Let’s find out. Today’s column is a pop quiz.

It’s a closed-book, true-false test. So, take out your pencil. Circle the correct answer.

1. Eve ate the apple Adam gave her. True or False?

2. Jonah was a Bible character swallowed by a killer whale. T or F.

3. The angels sang two songs at the birth of Jesus. T or F.

4. Moses brought two of each animal variety onto the ark. T or F.

If you answered true to any of those questions, it’s likely you’re not a big Bible reader.

Please don’t be disheartened or stop reading this column. You’re the one I want to talk to today. No, not because I want to lecture you on Bible trivia, but because I think there’s a good chance you’re smart enough to have noticed something about faith and spirituality.

I know my friend, Chris Jenson, has noticed it. But, before I tell you what it is he has noticed, let me tell you about Chris.

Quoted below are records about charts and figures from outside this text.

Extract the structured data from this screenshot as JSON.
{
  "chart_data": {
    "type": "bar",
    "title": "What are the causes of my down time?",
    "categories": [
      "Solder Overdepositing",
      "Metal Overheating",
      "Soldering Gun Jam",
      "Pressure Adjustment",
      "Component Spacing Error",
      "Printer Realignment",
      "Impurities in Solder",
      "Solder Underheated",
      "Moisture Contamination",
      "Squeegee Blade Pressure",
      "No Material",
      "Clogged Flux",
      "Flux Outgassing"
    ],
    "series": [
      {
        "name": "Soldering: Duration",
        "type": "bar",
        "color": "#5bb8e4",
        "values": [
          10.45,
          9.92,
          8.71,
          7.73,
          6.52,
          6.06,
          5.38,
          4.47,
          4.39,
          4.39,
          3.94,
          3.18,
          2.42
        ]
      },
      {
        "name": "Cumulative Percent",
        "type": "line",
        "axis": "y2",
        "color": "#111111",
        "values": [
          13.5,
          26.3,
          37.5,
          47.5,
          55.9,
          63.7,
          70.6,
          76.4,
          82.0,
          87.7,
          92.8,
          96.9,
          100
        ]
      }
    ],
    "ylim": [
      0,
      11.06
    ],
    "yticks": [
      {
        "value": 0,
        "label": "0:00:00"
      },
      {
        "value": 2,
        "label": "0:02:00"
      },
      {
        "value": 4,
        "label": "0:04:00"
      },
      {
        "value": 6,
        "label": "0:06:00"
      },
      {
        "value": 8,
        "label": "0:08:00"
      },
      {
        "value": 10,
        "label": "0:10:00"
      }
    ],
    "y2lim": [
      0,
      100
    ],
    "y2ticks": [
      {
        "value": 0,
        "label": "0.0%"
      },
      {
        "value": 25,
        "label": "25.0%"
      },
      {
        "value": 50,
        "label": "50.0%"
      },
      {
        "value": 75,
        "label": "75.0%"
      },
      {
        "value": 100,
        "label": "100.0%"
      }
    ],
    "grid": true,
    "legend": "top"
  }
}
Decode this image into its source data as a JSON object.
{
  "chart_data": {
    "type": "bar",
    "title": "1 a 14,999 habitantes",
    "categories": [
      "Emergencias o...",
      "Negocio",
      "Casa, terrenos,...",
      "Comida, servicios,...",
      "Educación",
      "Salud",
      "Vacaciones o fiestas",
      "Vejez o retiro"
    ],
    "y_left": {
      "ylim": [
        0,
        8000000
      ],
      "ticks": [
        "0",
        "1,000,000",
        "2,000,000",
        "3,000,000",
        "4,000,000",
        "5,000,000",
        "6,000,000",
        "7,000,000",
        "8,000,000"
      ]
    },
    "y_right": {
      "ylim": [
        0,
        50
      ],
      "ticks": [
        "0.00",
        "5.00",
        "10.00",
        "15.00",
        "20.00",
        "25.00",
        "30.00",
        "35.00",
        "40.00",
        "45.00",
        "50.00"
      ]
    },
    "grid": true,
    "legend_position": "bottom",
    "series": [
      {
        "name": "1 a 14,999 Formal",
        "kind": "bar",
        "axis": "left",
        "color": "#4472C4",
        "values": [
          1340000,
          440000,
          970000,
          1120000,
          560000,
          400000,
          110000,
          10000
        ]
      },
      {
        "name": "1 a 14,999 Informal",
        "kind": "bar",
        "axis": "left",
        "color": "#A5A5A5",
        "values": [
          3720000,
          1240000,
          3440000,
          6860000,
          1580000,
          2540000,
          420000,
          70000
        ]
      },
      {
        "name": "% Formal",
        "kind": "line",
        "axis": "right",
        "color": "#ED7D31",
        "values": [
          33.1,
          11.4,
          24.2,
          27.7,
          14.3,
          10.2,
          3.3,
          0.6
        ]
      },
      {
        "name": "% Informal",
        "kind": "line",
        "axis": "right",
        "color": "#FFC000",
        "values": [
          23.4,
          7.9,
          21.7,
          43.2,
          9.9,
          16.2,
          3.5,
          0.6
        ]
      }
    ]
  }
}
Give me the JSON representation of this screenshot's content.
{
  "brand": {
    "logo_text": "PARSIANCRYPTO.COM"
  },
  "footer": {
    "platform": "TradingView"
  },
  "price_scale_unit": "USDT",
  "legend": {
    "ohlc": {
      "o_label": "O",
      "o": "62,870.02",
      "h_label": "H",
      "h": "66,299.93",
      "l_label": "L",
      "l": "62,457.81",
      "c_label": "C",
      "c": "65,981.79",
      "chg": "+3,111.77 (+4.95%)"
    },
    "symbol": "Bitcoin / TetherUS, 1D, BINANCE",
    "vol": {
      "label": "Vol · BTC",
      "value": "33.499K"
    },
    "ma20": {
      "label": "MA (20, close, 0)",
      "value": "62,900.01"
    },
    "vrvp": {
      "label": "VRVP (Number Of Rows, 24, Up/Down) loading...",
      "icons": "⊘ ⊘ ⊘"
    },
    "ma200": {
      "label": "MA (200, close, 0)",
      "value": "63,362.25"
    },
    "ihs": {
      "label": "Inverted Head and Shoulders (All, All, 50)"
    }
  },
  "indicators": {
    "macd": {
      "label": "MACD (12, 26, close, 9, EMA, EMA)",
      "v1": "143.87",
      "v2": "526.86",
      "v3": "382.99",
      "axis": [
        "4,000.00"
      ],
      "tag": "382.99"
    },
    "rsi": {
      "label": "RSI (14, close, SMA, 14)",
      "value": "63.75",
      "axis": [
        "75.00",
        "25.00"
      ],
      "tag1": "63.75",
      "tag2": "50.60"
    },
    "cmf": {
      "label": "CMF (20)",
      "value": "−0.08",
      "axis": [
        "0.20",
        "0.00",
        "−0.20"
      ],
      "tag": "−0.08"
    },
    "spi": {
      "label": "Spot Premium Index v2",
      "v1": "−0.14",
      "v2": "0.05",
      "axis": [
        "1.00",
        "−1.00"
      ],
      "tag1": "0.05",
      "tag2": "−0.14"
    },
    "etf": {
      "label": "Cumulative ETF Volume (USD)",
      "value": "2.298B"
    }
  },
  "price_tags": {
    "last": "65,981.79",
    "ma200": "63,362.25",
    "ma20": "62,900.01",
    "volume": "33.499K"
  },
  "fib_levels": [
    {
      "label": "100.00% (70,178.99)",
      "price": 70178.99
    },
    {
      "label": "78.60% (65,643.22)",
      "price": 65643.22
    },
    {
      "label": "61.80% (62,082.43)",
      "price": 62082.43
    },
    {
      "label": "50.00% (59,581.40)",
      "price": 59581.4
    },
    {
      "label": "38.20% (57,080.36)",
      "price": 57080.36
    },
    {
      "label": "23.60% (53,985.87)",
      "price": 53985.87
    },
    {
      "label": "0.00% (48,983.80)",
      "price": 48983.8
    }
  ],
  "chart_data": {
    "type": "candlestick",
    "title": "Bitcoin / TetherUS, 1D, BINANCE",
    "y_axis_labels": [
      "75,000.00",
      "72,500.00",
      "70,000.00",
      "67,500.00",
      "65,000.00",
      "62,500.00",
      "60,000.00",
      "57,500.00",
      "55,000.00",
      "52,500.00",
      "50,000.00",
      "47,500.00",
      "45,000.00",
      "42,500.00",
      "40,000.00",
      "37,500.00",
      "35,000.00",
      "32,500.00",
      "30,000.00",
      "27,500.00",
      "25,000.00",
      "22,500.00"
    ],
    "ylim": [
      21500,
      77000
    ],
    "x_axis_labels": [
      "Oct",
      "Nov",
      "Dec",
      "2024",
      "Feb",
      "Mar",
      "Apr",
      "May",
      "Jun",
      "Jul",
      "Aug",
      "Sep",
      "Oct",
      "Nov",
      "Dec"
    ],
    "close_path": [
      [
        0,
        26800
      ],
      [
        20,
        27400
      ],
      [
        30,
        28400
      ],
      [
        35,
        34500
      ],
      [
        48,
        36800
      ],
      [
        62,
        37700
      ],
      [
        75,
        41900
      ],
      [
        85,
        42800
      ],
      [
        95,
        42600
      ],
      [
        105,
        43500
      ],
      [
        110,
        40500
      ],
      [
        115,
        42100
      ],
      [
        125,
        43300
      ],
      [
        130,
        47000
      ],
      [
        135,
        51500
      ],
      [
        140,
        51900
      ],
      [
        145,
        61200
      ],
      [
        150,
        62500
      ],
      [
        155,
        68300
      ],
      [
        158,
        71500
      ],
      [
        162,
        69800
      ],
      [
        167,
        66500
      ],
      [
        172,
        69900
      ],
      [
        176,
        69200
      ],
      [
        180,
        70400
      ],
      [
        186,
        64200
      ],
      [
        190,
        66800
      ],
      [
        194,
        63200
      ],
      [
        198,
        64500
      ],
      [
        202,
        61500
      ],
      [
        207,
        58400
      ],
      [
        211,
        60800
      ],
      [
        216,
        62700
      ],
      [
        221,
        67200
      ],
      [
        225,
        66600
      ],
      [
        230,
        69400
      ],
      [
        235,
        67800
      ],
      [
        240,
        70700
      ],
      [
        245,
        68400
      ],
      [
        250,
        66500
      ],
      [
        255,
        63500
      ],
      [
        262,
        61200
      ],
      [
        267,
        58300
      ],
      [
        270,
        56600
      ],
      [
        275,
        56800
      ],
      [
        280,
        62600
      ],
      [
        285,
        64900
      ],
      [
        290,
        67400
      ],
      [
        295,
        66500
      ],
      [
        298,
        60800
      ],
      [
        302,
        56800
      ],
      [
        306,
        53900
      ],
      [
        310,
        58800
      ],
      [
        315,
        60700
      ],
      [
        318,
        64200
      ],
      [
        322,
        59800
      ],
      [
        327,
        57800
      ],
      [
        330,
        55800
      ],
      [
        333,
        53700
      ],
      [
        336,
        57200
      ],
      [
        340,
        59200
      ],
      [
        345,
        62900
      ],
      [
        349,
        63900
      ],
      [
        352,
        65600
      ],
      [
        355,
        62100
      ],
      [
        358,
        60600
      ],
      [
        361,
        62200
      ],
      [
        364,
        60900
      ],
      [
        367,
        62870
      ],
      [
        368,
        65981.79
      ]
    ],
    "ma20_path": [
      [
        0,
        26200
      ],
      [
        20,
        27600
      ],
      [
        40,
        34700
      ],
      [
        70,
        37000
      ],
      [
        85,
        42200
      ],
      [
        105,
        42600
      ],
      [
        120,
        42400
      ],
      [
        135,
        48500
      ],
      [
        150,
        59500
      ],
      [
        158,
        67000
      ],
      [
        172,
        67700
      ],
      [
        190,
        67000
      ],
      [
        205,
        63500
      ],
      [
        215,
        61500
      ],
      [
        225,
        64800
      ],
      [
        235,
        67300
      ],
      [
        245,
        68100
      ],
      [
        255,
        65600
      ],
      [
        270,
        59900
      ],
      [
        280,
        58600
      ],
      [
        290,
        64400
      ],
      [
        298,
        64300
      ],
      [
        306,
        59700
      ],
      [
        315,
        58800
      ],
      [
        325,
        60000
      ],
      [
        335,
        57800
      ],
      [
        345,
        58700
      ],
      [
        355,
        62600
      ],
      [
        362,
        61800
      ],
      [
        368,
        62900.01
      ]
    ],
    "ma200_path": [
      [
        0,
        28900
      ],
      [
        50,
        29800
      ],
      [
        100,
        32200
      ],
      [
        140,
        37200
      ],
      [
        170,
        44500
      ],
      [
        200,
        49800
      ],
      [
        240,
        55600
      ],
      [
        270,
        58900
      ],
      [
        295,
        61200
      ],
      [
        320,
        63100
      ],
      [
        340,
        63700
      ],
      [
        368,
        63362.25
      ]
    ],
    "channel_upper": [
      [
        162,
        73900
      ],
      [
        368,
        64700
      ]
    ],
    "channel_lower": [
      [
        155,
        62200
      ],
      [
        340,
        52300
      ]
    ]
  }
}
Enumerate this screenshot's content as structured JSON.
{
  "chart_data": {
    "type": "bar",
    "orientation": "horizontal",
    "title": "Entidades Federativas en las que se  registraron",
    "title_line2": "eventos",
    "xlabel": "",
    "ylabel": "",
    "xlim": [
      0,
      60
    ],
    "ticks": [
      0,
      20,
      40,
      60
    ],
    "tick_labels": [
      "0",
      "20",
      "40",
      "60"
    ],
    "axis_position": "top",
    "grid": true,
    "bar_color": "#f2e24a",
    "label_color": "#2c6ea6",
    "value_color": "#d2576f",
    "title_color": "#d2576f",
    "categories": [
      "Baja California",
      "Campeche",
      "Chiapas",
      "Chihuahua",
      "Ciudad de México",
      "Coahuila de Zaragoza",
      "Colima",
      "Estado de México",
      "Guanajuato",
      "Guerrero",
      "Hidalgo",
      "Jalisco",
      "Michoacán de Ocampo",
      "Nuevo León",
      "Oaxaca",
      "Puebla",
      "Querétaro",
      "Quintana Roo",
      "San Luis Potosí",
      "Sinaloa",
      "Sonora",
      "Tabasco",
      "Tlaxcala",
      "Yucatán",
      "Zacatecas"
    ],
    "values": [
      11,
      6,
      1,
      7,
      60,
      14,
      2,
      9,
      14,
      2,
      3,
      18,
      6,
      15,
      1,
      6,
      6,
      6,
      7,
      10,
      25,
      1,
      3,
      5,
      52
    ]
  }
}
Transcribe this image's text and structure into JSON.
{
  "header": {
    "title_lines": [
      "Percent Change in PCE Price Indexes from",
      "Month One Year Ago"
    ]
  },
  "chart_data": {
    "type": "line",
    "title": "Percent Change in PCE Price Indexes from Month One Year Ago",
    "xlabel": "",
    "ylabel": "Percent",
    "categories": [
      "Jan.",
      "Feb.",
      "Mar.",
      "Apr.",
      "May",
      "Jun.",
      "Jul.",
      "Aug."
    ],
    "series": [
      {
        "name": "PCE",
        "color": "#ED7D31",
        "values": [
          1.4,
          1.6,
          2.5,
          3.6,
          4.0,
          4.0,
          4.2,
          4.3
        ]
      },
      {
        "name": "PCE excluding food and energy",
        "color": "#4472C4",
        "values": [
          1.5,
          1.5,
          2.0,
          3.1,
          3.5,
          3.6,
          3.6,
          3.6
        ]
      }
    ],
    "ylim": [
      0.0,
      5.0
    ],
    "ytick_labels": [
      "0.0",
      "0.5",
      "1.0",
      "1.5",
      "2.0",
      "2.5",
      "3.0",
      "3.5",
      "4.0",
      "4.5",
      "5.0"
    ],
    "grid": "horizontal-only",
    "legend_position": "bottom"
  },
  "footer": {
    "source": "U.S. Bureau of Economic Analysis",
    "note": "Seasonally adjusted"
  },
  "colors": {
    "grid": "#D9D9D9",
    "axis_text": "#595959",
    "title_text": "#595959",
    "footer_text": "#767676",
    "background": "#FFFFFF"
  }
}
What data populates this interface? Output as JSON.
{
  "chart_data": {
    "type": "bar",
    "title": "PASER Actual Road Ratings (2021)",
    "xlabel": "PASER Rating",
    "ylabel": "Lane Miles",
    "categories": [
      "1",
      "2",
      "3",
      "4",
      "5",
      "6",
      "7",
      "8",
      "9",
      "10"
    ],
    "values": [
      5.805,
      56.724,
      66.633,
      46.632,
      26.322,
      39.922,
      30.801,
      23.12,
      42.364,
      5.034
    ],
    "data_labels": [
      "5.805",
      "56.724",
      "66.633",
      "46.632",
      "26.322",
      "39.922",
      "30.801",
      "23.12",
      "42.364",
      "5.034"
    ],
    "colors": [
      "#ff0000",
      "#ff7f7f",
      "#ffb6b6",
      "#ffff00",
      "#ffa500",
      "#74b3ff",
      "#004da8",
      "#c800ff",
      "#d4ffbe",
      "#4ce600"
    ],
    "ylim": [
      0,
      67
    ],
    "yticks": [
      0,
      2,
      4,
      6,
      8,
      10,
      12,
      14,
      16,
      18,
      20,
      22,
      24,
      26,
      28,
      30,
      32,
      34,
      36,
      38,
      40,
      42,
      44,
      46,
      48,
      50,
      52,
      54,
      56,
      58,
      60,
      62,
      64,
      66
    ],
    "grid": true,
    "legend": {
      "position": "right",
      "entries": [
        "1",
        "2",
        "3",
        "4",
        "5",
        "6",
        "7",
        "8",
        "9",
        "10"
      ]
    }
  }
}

Chris sits next to me in our vanpool. One day he surprised me when he didn’t recognize a common biblical saying about casting your pearls before swine. He surprised me because he’s really smart. I mean “smart” like “Jeopardy”-champ smart.

Thought he may not choose the questions from “Jeopardy’s” Bible column, he’s smart enough to have observed something about faith. And he’s noticed it at the local Costco store.

Costco is a store Chris loves, but he avoids it on Sunday afternoon. He avoids it because, as he infers from people’s clothing, most of the clientele have come directly from church.

He notices what these folks may have learned that day in church seems to have nothing to do with the way they live. They still push, sneer and pounce on every deal in sight.

Chris knows life is the real test, not what they’ve learned in Bible school. And he knows the people he sees are flunking the test.

He knows, as do most fifth-graders, that at the end of everyday, it’s not how much Bible, Buddha, Brahma, Bhagavad-Gita or Book of Mormon you can recite, but it’s how you live your faith that matters — or, more precisely, how your faith lives in you.

And one of the most accurate descriptions or litmus tests of that faith I know is the one found in Galatians 5:22-23. “But the fruit of the spirit is love, joy, peace, patience, kindness, goodness, faithfulness.”

When you see these things acted out in people, you know faith works.

If you don’t believe me, just ask any fifth-grader.

Answers to Norris’ pop quiz
None of the events described in the questions happened at all. 1. Eve offered the fruit to Adam, not vice-versa. Also, no mention is made of the variety of fruit consumed. 2. Jonah was swallowed by a big fish and no mention is made of the variety of fish. 3. The angels never hosted a variety show. In fact, they never sang at all. 4. Moses never brought a single variety of animal to the ark, because Noah did that.